We had almost identical issue that ocurred at specific zoom of texture. We found out that positions where artifacts appers can be detected with this conditions:
vec2 imagePosCenterity = fract(uv * imageSize);
if (abs(imagePosCenterity.x-0.5) < 0.001 || abs(imagePosCenterity.y-0.5) < 0.001) {}
Where imageSize is width and height of the texture.

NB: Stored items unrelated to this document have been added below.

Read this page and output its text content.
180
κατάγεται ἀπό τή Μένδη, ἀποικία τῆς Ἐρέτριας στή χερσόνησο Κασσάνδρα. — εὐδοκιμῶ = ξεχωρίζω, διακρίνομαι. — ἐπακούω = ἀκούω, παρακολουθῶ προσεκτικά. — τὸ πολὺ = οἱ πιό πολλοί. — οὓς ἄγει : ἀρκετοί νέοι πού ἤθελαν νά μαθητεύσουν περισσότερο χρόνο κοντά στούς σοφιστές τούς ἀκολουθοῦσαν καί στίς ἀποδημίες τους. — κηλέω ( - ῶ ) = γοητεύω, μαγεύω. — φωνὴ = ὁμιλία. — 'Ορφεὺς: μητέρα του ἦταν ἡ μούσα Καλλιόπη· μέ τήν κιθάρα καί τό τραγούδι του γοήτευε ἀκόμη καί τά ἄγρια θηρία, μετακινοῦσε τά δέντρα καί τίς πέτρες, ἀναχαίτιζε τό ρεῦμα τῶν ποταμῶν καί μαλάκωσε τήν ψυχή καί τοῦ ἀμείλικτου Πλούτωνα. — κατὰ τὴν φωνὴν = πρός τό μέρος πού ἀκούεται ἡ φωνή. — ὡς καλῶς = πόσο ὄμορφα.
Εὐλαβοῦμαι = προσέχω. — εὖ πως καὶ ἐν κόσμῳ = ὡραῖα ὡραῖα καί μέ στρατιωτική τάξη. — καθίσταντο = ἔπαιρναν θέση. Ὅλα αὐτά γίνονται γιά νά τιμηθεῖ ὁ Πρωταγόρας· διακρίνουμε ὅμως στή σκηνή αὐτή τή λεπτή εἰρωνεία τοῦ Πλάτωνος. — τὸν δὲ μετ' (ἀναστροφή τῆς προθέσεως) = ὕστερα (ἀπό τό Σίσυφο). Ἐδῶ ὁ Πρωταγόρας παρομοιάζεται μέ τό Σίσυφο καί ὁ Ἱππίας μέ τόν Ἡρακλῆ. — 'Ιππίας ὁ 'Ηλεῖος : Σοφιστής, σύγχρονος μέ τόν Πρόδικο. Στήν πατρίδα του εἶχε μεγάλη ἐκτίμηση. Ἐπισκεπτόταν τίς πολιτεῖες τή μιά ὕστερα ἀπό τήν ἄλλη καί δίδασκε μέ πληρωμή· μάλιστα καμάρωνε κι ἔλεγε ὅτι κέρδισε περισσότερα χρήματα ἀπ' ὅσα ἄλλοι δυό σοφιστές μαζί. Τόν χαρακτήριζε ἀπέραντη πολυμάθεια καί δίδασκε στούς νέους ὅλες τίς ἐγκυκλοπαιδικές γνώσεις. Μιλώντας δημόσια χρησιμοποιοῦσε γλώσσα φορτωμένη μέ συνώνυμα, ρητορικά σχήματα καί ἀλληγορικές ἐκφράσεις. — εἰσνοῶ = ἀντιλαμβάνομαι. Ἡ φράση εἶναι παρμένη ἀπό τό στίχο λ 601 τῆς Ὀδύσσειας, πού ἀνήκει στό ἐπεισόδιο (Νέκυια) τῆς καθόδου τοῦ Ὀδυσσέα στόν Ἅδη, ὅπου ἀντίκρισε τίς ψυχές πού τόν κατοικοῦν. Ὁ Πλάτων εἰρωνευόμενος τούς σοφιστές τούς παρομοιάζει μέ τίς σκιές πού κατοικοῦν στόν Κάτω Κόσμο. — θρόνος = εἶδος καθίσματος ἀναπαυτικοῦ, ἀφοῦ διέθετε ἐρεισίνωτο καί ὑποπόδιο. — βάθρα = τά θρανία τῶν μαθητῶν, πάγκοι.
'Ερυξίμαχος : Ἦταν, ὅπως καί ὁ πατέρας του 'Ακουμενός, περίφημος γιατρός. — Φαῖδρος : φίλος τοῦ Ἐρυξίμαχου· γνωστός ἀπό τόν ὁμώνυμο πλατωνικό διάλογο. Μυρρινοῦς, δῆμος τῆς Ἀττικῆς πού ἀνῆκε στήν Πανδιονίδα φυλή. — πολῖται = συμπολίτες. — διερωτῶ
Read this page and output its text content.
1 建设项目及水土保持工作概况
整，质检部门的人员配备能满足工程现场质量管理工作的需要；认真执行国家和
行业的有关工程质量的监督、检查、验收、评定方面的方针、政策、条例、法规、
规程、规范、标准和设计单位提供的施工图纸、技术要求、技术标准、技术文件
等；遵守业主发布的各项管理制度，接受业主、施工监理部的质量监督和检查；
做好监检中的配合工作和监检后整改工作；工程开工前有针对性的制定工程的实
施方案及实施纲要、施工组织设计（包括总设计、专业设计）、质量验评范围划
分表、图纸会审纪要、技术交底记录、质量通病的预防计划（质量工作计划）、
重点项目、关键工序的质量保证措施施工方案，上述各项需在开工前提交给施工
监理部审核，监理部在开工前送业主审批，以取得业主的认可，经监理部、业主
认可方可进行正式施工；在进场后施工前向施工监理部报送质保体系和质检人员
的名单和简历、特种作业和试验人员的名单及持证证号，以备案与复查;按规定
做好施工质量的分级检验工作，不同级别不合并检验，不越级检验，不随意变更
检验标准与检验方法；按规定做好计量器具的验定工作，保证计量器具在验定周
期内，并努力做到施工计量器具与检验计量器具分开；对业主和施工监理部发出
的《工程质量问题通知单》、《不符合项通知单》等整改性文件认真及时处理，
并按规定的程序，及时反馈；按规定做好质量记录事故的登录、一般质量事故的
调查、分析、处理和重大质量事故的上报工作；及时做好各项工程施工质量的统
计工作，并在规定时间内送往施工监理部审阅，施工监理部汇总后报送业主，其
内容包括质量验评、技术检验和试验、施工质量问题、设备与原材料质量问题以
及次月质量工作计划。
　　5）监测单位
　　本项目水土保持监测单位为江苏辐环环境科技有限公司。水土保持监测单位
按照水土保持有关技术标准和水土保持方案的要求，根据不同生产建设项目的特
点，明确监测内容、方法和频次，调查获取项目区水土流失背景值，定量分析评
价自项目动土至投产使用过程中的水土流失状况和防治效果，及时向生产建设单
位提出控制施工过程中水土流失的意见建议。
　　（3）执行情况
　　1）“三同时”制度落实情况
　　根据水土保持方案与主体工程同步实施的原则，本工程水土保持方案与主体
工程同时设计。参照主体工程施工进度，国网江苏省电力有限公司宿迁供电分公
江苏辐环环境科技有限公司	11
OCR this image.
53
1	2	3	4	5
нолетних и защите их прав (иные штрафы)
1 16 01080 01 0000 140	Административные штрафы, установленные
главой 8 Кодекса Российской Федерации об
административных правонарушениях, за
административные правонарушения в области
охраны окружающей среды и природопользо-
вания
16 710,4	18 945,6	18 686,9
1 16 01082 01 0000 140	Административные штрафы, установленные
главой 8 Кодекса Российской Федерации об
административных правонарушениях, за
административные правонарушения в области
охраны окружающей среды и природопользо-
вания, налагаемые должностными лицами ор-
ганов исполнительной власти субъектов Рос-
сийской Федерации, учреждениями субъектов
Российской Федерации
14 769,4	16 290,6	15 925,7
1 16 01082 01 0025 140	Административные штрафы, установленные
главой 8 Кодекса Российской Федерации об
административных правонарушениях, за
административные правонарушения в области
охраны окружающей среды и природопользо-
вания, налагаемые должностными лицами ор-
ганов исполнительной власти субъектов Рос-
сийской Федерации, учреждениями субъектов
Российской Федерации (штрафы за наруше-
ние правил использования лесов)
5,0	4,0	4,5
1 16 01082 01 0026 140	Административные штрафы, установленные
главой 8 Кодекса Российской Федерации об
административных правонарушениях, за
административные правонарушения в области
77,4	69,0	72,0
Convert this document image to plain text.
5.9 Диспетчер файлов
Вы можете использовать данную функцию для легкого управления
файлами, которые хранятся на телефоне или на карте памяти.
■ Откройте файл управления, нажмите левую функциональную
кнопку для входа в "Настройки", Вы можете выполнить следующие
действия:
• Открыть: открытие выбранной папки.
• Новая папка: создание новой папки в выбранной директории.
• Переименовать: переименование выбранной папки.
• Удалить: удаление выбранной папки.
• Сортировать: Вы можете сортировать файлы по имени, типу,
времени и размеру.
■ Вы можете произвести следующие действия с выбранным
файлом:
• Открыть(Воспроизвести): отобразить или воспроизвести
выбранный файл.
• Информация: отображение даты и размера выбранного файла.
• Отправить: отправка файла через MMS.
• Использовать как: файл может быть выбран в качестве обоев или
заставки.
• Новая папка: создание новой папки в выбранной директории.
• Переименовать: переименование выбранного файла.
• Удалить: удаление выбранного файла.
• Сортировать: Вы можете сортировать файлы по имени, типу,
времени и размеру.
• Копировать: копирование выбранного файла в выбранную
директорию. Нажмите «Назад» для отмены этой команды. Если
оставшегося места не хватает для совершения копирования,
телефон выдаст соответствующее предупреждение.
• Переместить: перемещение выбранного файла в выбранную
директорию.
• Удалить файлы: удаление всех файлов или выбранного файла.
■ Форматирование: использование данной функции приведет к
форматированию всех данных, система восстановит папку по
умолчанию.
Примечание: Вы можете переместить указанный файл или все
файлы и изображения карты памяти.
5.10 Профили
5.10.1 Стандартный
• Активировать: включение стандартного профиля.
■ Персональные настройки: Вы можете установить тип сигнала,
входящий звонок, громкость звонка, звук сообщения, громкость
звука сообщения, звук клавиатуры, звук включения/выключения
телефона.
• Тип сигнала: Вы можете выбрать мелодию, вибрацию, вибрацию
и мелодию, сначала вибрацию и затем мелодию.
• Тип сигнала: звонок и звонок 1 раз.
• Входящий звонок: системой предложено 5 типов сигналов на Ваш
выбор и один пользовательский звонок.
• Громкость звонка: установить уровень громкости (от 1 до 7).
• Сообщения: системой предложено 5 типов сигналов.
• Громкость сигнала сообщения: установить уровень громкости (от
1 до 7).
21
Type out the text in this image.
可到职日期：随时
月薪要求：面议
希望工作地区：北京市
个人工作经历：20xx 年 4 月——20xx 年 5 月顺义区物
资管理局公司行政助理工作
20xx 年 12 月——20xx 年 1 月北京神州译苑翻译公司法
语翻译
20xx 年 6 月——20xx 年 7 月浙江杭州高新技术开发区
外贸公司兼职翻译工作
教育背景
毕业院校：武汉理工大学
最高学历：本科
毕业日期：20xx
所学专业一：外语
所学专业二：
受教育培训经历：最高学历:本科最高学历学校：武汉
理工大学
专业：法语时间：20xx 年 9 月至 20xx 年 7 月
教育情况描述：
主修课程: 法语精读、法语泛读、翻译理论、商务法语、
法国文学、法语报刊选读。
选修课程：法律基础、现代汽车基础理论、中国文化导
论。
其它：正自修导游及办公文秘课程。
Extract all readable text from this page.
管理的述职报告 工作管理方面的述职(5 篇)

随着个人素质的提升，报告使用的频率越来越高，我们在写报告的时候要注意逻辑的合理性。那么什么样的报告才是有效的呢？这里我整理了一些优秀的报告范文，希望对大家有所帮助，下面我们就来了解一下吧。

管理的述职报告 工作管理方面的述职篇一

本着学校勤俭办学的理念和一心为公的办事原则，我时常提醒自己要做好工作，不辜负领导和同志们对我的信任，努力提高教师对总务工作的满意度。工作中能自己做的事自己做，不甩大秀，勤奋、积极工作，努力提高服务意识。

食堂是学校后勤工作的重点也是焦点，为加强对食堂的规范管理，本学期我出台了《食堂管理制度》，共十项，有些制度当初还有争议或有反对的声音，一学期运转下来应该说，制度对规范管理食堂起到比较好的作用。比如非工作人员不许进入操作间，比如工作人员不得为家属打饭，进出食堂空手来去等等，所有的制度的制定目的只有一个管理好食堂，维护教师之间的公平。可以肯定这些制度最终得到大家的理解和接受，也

Our solution looks like this:
vec4 texture2DLinear( sampler2D texSampler, vec2 uv) {
vec2 pixelOff = vec2(0.5,0.5)/imageSize;
vec2 imagePosCenterity = fract(uv * imageSize);
if (abs(imagePosCenterity.x-0.5) < 0.001 || abs(imagePosCenterity.y-0.5) < 0.001) {
pixelOff = pixelOff-vec2(0.00001,0.00001);
}
vec4 tl = texture2D(texSampler, uv + vec2(-pixelOff.x,-pixelOff.y));
vec4 tr = texture2D(texSampler, uv + vec2(pixelOff.x,-pixelOff.y));
vec4 bl = texture2D(texSampler, uv + vec2(-pixelOff.x,pixelOff.y));
vec4 br = texture2D(texSampler, uv + vec2(pixelOff.x,pixelOff.y));
vec2 f = fract( (uv.xy-pixelOff) * imageSize );
vec4 tA = mix( tl, tr, f.x );
vec4 tB = mix( bl, br, f.x );
return mix( tA, tB, f.y );
}
It is really dirty solution but it works. Changing texelSize as suggested above only moves artifacts to another positions. We are changing texelSize a little bit only on problematic positions.
Why we are using linear texture interpolation in GLSL shader? It is because we need to use 1 sample per pixel 16 bit per sample texture with broad set of compatibile devices. It is possible to do it only with OES_texture_half_float_linear extension. By our approach it is possible to solve it without using extension.